С Петровым, другим моим недругом, произошло следующее.
Петров этот был принципиальным до фанатизма ненавистником полиции вообще и моим, и в такой мере, что, если бы он, допустим, нуждался в деньгах до зареза и принесли бы ему нужную сумму без отдачи даже, но сказали бы, что эти деньги прислал пристав, — он отверг бы их, несмотря на крайность.
Однажды вызвал меня к себе Зуров (после истории с Шауманом) и спросил: «Что за человек Петров?» Я объяснил Зурову так же, как и здесь; в ответ на это объяснение Зуров сказал: «Знаете, что этот Петров написал на вас четыре жалобы, — наследнику цесаревичу, министру внутренних дел, городскому голове и мне; все эти жалобы сошлись у меня и трактуют о том, что вы из уважения правлению общества конно-железных дорог дозволяете рабочим правления перебрасывать снег с рельсов на часть улицы, прилегающей к дому Петрова, и таким образом Петрову приходится вывозить снег, подлежащий к вывозке средствами правления общества?»

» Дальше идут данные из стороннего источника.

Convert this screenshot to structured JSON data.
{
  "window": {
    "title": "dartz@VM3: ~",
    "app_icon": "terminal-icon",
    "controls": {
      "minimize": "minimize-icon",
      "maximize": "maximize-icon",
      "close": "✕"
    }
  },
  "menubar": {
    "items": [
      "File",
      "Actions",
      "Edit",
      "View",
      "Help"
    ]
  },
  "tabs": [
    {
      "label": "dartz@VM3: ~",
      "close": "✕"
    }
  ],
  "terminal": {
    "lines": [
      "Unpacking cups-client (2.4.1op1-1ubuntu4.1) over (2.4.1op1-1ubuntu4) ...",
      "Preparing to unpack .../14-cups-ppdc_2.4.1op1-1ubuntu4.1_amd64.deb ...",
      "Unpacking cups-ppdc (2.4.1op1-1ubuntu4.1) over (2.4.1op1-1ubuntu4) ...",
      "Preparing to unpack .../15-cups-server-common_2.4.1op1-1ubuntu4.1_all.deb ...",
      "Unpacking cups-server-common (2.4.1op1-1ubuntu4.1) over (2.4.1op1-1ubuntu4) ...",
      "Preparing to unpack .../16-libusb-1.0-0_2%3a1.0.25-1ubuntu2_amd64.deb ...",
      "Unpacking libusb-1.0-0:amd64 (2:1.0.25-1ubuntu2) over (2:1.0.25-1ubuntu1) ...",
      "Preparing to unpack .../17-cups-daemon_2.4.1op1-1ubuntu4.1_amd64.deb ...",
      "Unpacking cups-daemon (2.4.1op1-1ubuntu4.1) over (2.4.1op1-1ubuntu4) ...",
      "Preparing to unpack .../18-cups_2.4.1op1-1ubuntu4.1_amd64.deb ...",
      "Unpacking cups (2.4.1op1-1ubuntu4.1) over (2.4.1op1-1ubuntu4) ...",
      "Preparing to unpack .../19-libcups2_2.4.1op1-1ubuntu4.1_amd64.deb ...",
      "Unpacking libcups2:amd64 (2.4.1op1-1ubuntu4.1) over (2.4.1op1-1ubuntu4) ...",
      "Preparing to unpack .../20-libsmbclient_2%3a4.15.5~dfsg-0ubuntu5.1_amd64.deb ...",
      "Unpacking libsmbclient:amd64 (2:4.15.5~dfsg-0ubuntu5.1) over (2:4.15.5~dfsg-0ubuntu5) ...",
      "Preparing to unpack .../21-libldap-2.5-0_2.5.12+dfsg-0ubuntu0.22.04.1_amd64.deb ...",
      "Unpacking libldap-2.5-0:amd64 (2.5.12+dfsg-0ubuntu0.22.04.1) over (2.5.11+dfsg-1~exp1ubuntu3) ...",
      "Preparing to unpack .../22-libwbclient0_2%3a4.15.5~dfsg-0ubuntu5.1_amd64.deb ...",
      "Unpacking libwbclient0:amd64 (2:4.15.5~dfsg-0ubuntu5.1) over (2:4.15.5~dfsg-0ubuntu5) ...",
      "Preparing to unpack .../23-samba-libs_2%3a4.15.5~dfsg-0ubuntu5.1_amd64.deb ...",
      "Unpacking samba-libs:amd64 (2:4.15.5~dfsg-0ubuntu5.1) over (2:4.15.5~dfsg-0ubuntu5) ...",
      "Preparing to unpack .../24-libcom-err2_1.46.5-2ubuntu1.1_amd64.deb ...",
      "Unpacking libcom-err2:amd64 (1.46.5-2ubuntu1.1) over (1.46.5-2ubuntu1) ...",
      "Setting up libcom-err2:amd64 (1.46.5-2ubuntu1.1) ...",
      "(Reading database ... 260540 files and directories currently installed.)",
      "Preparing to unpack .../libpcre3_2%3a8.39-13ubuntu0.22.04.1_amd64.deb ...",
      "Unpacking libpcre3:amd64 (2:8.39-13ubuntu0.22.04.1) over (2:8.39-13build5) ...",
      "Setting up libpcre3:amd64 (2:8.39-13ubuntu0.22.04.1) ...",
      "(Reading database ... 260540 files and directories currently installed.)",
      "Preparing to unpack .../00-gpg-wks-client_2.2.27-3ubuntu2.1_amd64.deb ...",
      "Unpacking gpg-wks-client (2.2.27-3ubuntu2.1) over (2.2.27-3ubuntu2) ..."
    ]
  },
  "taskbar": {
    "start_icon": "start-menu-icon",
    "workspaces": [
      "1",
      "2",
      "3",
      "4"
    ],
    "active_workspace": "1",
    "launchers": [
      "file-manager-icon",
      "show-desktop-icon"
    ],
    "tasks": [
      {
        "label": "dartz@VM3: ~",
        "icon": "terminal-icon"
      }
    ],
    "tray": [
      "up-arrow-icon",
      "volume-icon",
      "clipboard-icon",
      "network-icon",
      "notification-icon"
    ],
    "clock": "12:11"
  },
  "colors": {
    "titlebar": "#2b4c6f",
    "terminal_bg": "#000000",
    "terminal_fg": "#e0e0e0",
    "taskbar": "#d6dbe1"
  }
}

— Сами изволите видеть, — ответил я, — насколько в этом оговоре может быть правды; в действительности же я не только не стараюсь угодить правлению общества, но веду с ним постоянную борьбу из-за очистки пути, на что имею доказательства; состав же правления мне вовсе не известен.
— Вот что вы сделайте, — заключил Зуров, — постарайтесь обнаружить в доме Петрова непрописанных жильцов и представьте мне протокол, а я оштрафую его. (Тогда было предоставлено право градоначальнику штрафовать домовладельцев своею властью.)
— Но этого сделать нельзя, ваше пр-ство, — ответил я. — Петров живет в особняке, и жильцов у него нет; да пусть он останется без возмездия, совесть лучше заговорит.
— Хорошо, — сказал Зуров, и тем дело окончилось.
Был еще случай, который привожу для показания, каким подозрениям приходится подвергаться полицейским чинам.
Поселился у меня в участке, в меблированных комнатах, в доме на углу Невского и Литейного проспектов, приехавший из провинции присяжный поверенный, не помню фамилии, и вскоре сошел с ума.
По заявлению хозяйки меблированных комнат, рехнувшийся юрист был отправлен в дом умалишенных, а имущество его, состоявшее из незначительных вещей, было описано местным околоточным и сдано хозяйке на хранение; небольшие же деньги были оставлены при больном на случай необходимых расходов.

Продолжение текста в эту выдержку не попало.